We've had company all week, my oldest daughter and her family so we haven't done much gardening and I haven't done much weaving or knitting. While they were here the weather finally began to feel springlike. The frogs in the marsh are very, very loud at night, I've seen the first hummingbirds at the flowering currant bushes as well as a white crowned sparrow at the feeder. I heard a common yellow throat this morning. And this evening we looked up and saw a huge flock of swallows, maybe 40 or 50 birds swirling around in the air over our clearning. They looked a lot like violet-green swallows but they were fast and high and could have been tree swallows which are very similar. I 'm not aware of having seen them here before but all the information I could Google about them mentioned them flying in large flocks. So that was exciting. I did see several pairs of violet-greens down at the dock on Monday and two at the farm yesterday. We usually have 3 or 4 pair nesting here. the barn swallows come later and I haven't seen any of them yet. We also saw the first mosquito last evening but we also saw a bat flying around. They are about the best mosquito eaters around.

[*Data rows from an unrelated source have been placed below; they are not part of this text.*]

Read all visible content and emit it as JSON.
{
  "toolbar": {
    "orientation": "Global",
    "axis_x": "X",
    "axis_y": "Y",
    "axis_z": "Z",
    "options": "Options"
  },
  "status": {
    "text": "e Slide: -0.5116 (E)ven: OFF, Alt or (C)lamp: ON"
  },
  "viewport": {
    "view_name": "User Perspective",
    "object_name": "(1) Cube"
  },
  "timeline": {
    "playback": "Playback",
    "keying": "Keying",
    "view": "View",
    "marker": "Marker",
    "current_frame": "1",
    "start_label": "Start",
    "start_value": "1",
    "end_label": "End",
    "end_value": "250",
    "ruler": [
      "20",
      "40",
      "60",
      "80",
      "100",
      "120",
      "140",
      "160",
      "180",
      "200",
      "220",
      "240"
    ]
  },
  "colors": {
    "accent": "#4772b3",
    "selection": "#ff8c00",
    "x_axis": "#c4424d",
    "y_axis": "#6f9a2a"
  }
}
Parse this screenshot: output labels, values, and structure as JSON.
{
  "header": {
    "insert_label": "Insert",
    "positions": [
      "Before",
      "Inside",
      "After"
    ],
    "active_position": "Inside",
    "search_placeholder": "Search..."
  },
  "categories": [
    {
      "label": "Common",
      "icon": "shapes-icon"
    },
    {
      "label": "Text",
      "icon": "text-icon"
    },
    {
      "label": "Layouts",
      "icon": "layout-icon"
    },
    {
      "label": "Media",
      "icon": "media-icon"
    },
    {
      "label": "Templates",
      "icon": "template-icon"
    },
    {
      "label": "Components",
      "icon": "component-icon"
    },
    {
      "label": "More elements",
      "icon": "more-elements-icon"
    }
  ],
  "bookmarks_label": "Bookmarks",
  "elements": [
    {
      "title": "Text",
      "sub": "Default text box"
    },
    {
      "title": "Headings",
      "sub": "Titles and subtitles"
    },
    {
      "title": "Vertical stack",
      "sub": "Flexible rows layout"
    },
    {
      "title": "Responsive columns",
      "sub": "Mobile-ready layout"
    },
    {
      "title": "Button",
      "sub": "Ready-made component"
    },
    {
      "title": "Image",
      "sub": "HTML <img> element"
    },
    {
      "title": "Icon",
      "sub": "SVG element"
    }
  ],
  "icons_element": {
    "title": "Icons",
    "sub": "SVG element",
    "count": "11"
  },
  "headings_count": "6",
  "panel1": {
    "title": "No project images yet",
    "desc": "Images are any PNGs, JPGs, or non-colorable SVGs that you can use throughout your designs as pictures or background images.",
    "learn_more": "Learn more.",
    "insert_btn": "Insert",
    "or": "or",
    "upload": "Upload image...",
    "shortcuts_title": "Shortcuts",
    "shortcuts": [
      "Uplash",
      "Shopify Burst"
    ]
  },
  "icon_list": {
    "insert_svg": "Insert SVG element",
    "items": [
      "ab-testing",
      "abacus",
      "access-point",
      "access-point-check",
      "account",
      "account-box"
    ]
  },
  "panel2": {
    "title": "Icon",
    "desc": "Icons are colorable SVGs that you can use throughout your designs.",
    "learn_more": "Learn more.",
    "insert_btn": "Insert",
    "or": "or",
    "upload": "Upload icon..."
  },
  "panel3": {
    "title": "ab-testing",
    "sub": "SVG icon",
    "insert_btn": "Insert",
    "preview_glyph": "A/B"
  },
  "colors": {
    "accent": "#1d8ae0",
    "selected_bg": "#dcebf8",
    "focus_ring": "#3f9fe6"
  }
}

The first tulips are in bloom, the early Greggii ones with the striped leaves. And I got a big box of bulbs, gladiolus, lilies, dahlias and onion sets. So we have our work cut out for us. A few warm days and the soil will dry out enough for some serious tilling.

Monday, April 7, 2008

Lawn Daisies

I think I mentioned a while ago that our lawn is purely wild grasses that came in after we grubbed out the wild roses and blackberries. Well I planted the lawn daisies (bellis perennis). I know that millions of Americans spend millions of dollars on nasty chemicals to get rid of such things in their lawns but I glory in the fact that these have spread all over the place. They come right back after being mowed and bloom some more.

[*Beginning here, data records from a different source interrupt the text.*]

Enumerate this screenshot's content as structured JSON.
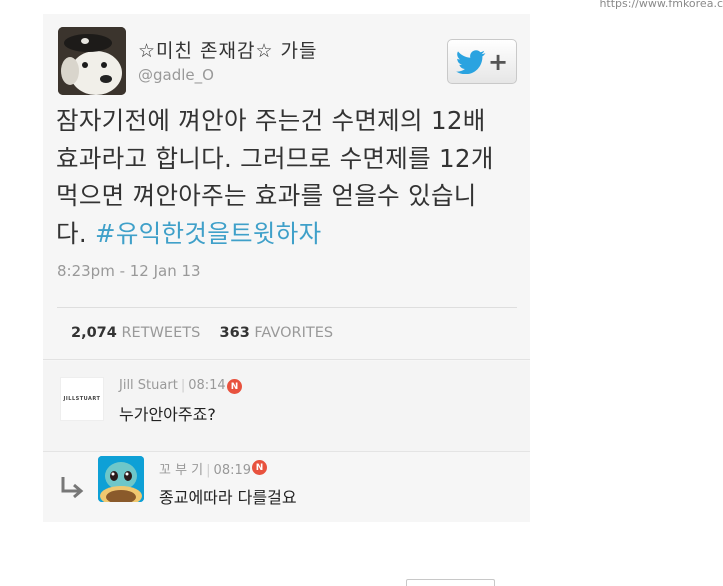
{
  "watermark": "https://www.fmkorea.c",
  "tweet": {
    "display_name": "☆미친 존재감☆ 가들",
    "handle": "@gadle_O",
    "text_lines": [
      "잠자기전에 껴안아 주는건 수면제의 12배",
      "효과라고 합니다. 그러므로 수면제를 12개",
      "먹으면 껴안아주는 효과를 얻을수 있습니",
      "다. "
    ],
    "hashtag": "#유익한것을트윗하자",
    "timestamp": "8:23pm - 12 Jan 13",
    "retweets_count": "2,074",
    "retweets_label": "RETWEETS",
    "favorites_count": "363",
    "favorites_label": "FAVORITES",
    "follow_button": {
      "icon": "twitter-bird-icon",
      "plus": "+"
    }
  },
  "replies": [
    {
      "name": "Jill Stuart",
      "time": "08:14",
      "badge": "N",
      "text": "누가안아주죠?",
      "avatar_text": "JILLSTUART"
    },
    {
      "name": "꼬 부 기",
      "time": "08:19",
      "badge": "N",
      "text": "종교에따라 다를걸요",
      "icon": "reply-arrow-icon"
    }
  ],
  "colors": {
    "hashtag": "#3fa0c9",
    "twitter_blue": "#2aa3e0",
    "badge": "#e8523e",
    "muted": "#999999"
  }
}
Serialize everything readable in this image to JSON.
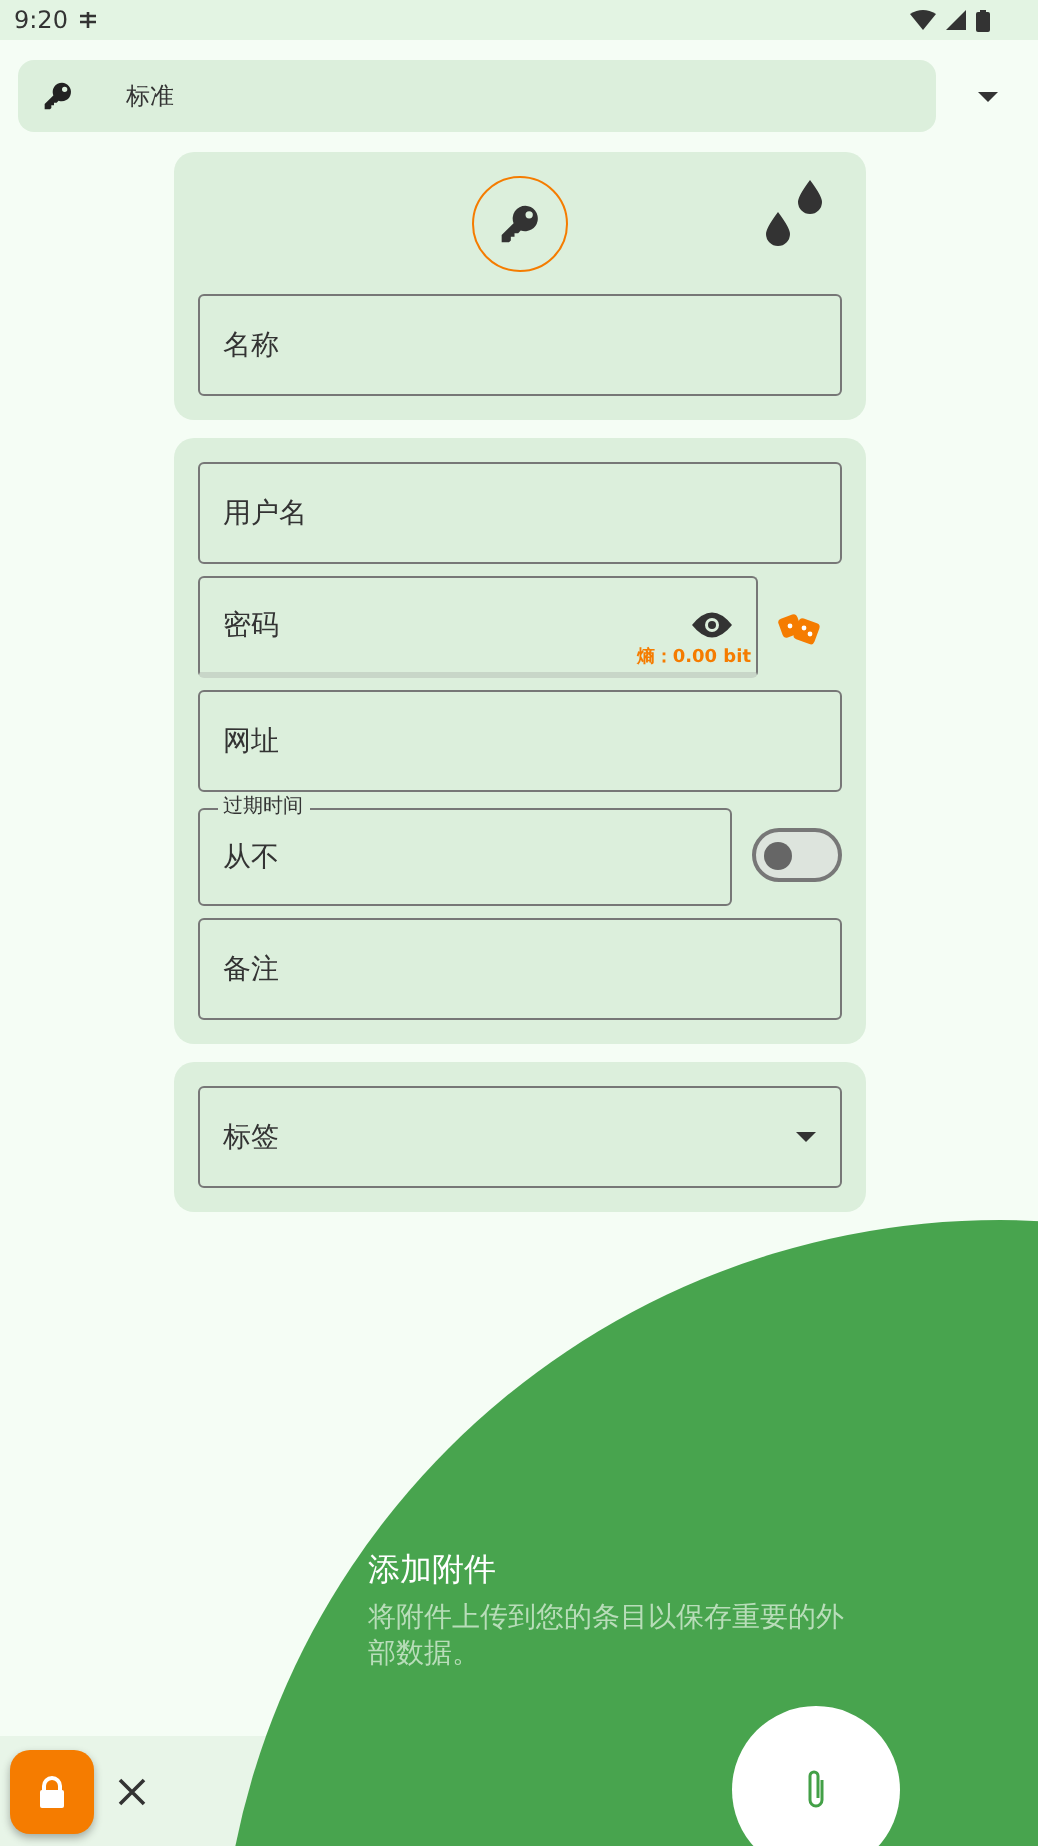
{
  "status_bar": {
    "time": "9:20"
  },
  "template": {
    "label": "标准"
  },
  "header": {
    "icon_selected": false
  },
  "name_field": {
    "placeholder": "名称"
  },
  "fields": [
    {
      "kind": "text",
      "placeholder": "用户名"
    },
    {
      "kind": "password",
      "placeholder": "密码",
      "entropy": "熵：0.00 bit"
    },
    {
      "kind": "text",
      "placeholder": "网址"
    },
    {
      "kind": "expiry",
      "label": "过期时间",
      "value": "从不",
      "on": false
    },
    {
      "kind": "text",
      "placeholder": "备注"
    }
  ],
  "tags": {
    "placeholder": "标签"
  },
  "tutorial": {
    "title": "添加附件",
    "body": "将附件上传到您的条目以保存重要的外部数据。"
  }
}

Market last Saturday was great. We came home with one bunch of napini that we ate for dinner. I also spent time in Friday Harbor last weekend setting things up for my participation in the annual San Juan Island Studio Tour. I will be a guest artist at beautiful studio of Mary McCulloch.

Thursday, April 3, 2008

Bookmarks and Radishes

I spent yesterday weaving bookmarks on my 8 harness loom. I have wanted to try out some great snowflake patterns I have in a weaving book and bookmarks are such a great way to try patterns. Because they are small and weave up quickly I can try all sorts of variations on the patterns. Bookmarks and mug rugs give me a nice bunch of small ticket items for my various sales venues.

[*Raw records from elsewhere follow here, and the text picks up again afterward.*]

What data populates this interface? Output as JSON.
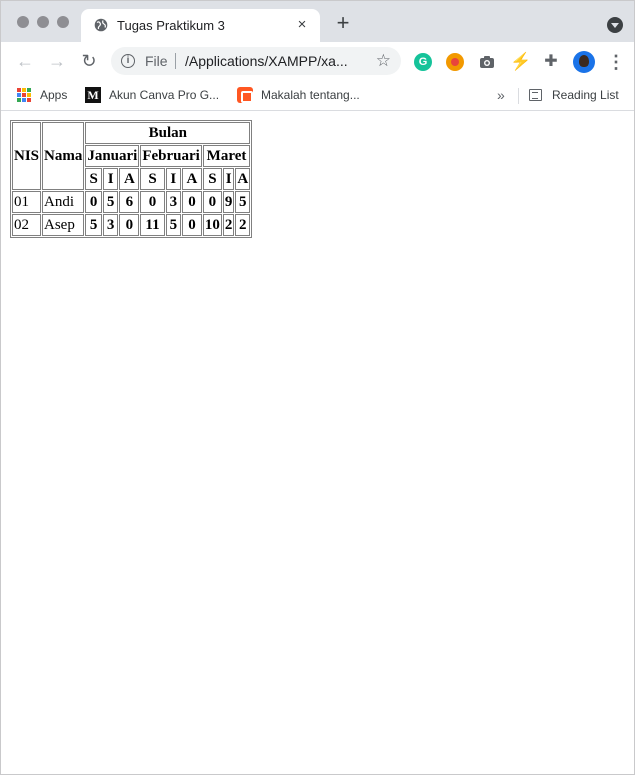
{
  "browser": {
    "tab_title": "Tugas Praktikum 3",
    "tab_close": "×",
    "new_tab": "+",
    "omnibox": {
      "scheme": "File",
      "url": "/Applications/XAMPP/xa..."
    },
    "extensions": {
      "grammarly": "G"
    },
    "bookmarks": [
      {
        "label": "Apps",
        "icon": "apps-grid-icon"
      },
      {
        "label": "Akun Canva Pro G...",
        "icon": "medium-m-icon"
      },
      {
        "label": "Makalah tentang...",
        "icon": "blogger-icon"
      }
    ],
    "overflow": "»",
    "reading_list": "Reading List"
  },
  "table": {
    "header_nis": "NIS",
    "header_nama": "Nama",
    "header_bulan": "Bulan",
    "months": [
      "Januari",
      "Februari",
      "Maret"
    ],
    "sub_cols": [
      "S",
      "I",
      "A"
    ],
    "rows": [
      {
        "nis": "01",
        "nama": "Andi",
        "values": [
          "0",
          "5",
          "6",
          "0",
          "3",
          "0",
          "0",
          "9",
          "5"
        ]
      },
      {
        "nis": "02",
        "nama": "Asep",
        "values": [
          "5",
          "3",
          "0",
          "11",
          "5",
          "0",
          "10",
          "2",
          "2"
        ]
      }
    ]
  }
}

Then I planted more stocks and my first cosmos and lavatera in the greenhouse. And in the afternoon Joel and I planted the first radishes. Chas, below, came out to help by walking down the rows as we planted. The days are so satisfying. This weekend is the last winter Farmers Market in Friday Harbor at the Fairgrounds. On the 19th we will start the weekly regular market back at the courthouse parking lot.

Tuesday, April 1, 2008

Weaving and Digging

I finished a batch of mug rugs today. These are small coasters made out of the leftover bits and pieces of Joel's handspun wool for rugs. I often have a skein or two leftover in a particular shade and rather than mix them up in a rug I make these small guys. It takes an amazingly long time to make small things. More than their equivalent in a rug. There's not only the weaving, but sewing up the ends, and then putting a label on each one. I've put 6 sets of four matching ones in my Etsy store. I'm planning on taking the rest of them to the Farmers Market his coming Saturday.

And Joel has been out spading up some of our higher, dryer garden beds to get them ready for some of the seedling about to come out of the cold frames. It is often possible to get into soil that is too wet for a tiller or a tractor with a shovel. The machines would turn it to mud but the shovel doesn't, just turns it over nicely.